The rhinos were fed with hay and straw but what they liked most was getting a rub behind their ears with a brush. Chase also said they would like one day to have the rhinos breed in captivity.
After the close encounter with rhinoceros, we met the bigger pachyderms (thick-skinned animals) – the elephants.
There are four elephants (one male and three females) at Dubai Safari and the popular ones are Matiba and Zulu.
Coming face-to-face with the elegant elephants was not only a fantastic photo opportunity for a post on Facebook, Tiktok or Instagram, but the chance to hand-feed Matiba and Zulu also provided an enriching chance to learn more about the favourite animals at the zoo.
The interaction was also an educational one to enlighten visitors about animal protection and conservation – that elephants and rhinoceros should not fall prey to big-game hunting.
The visit to the veterinary hospital was also very enriching. Chase, who studied animal behaviour for five years at a university, said caretakers take note of animal actions daily. “If a gazelle, for example, looks lame and lethargic – that is a sign that something is wrong with the animal. Caretakers will observe the gazelle and if the behaviour or condition gets worse, then the animal is brought in to the veterinary hospital.”
When we visited the animal hospital, we were also shown an African lion’s skull, fossil of a Barbary sheep’s horn, a Nile crocodile’s skull and skin, a Black buck’s horn, and a complete set of lion’s long and sharp teeth.

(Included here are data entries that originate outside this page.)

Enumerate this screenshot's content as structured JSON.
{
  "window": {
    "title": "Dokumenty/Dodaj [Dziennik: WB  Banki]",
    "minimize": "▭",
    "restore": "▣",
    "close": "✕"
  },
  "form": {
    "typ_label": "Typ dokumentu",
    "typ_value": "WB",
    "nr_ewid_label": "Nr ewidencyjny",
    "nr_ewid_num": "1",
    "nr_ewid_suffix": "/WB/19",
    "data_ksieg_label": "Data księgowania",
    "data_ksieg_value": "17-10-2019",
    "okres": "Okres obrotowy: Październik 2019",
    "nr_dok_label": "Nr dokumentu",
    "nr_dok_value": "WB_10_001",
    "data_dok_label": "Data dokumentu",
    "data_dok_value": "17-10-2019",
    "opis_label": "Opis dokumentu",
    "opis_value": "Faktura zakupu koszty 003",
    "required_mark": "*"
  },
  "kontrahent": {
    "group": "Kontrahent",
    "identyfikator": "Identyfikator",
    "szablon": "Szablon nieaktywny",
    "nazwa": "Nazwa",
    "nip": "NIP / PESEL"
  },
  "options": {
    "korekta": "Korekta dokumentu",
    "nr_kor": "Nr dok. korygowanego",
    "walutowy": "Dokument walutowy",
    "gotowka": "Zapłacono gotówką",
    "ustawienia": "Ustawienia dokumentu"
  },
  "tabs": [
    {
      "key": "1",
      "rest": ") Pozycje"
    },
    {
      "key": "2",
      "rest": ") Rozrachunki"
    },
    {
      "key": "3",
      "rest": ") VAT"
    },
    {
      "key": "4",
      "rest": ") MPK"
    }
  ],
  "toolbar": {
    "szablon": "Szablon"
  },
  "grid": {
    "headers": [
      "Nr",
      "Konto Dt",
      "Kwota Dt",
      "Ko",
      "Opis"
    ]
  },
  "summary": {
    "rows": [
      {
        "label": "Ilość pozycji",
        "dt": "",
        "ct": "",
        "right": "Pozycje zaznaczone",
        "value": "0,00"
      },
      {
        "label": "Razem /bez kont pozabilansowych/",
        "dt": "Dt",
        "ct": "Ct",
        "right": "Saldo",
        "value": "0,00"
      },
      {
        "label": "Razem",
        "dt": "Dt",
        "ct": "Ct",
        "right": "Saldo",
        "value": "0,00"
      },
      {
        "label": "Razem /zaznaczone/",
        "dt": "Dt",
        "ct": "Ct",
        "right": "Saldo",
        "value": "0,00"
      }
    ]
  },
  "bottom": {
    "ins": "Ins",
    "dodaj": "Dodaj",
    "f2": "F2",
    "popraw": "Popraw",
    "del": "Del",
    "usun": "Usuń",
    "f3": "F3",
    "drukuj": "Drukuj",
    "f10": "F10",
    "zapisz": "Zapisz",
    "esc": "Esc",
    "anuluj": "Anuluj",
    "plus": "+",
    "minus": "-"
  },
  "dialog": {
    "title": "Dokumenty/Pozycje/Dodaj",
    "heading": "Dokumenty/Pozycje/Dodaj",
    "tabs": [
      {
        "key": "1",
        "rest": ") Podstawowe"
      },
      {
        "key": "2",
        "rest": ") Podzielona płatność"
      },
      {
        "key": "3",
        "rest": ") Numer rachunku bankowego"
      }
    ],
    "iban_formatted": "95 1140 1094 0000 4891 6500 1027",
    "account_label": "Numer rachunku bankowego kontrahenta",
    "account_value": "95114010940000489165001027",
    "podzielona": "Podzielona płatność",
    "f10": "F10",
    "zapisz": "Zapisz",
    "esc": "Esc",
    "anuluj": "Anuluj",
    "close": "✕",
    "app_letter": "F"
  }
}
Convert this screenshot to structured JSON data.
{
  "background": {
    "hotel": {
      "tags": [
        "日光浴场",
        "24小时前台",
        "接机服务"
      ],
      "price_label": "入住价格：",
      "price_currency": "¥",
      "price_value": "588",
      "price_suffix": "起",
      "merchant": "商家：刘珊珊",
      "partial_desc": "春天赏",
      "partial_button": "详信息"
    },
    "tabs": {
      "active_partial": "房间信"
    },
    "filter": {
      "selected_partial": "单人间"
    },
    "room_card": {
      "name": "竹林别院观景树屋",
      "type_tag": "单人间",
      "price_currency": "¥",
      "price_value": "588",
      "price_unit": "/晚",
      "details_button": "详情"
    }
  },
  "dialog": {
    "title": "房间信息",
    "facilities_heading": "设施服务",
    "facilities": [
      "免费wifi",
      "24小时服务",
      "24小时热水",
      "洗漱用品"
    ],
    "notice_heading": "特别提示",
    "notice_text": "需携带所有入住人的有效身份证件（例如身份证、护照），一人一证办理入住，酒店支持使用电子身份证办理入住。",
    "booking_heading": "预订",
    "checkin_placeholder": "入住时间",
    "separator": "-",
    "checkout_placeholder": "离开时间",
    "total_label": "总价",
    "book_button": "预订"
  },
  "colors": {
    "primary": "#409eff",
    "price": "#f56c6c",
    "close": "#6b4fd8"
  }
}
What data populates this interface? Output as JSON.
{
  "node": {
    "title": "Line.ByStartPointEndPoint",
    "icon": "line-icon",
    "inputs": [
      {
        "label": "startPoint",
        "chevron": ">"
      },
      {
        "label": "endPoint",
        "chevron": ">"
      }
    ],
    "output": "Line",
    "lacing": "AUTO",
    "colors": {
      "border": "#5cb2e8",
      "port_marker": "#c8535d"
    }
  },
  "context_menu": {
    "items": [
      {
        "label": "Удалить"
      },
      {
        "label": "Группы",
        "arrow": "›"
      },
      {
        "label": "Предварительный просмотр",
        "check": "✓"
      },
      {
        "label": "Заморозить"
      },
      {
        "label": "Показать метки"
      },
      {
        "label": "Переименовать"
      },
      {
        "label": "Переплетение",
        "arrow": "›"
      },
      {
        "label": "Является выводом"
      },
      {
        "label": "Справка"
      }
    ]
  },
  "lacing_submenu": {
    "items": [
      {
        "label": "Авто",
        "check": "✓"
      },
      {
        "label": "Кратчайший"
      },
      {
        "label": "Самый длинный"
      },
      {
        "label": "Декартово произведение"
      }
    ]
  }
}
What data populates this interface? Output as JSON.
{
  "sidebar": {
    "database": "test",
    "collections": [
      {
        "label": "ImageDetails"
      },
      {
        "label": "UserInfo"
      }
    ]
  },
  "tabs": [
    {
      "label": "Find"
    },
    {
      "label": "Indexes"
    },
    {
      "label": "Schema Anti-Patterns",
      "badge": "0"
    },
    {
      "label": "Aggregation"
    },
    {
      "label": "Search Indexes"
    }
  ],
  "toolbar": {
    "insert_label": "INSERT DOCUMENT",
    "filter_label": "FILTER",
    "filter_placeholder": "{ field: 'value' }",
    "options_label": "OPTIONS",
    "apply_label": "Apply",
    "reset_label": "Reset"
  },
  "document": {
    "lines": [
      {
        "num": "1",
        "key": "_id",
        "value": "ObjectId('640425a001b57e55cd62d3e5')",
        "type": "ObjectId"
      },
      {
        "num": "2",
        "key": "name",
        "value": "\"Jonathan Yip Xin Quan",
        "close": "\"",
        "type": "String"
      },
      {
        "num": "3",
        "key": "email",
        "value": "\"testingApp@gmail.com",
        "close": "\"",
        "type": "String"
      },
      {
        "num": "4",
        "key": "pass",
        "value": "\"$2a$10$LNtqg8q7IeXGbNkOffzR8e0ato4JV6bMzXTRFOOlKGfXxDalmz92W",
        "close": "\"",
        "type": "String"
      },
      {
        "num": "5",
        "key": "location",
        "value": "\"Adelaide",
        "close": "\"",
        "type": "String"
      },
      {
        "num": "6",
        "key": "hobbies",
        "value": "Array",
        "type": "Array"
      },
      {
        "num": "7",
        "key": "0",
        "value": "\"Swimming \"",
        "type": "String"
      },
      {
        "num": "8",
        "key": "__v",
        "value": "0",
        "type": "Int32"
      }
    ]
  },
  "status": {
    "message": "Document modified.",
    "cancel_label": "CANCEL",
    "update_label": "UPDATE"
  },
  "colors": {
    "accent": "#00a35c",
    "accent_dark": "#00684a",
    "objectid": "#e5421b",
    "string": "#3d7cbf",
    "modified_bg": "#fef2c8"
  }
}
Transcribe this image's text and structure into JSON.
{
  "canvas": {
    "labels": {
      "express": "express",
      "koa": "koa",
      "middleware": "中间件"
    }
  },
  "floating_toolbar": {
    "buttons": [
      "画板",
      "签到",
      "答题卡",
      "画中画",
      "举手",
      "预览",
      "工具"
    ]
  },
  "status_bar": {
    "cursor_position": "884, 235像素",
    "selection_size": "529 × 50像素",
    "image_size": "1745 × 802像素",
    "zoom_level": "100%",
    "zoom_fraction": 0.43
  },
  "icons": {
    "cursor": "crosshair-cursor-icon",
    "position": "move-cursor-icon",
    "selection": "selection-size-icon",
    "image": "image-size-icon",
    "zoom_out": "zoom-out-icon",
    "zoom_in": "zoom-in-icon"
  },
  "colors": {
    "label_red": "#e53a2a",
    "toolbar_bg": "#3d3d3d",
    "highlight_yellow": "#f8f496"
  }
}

Chase also explained how animals are given medicines and how they are carefully transported from the enclosures to the hospital for surgery or treatment.
There is an animal ward – just like a regular human hospital ward – where recovering animals stay before they are released back to their compound.
The special tour was not only an interaction with the animals but we also connected with the show team trainers.
Filipino expat Mark Nieves, an animal trainer, gave a lowdown on how show animals are trained. He said the safari is not a circus so animals are not taught tricks but they are trained, based on their natural behaviours.
“This means, we never force animals to do what we want but we adjust to what they want to do, with the help our training tools,” Nieves explained, as he gave peanuts as a reward to Pancho, a green-winged macaw, for following his instructions to fly from one person to another.
Chase added training animals is a form of enrichment and animal brain stimulation as they learn to adapt to their environment.
Overall, the Behind-the-Scenes tour was both rewarding and enriching. All animal encounters were conducted in a protected -contact situation, and more importantly, the guide provided colourful insights and commentaries on animal life.
Dubai Safari Park is open from 9am to 5pm daily. Online booking is highly recommended.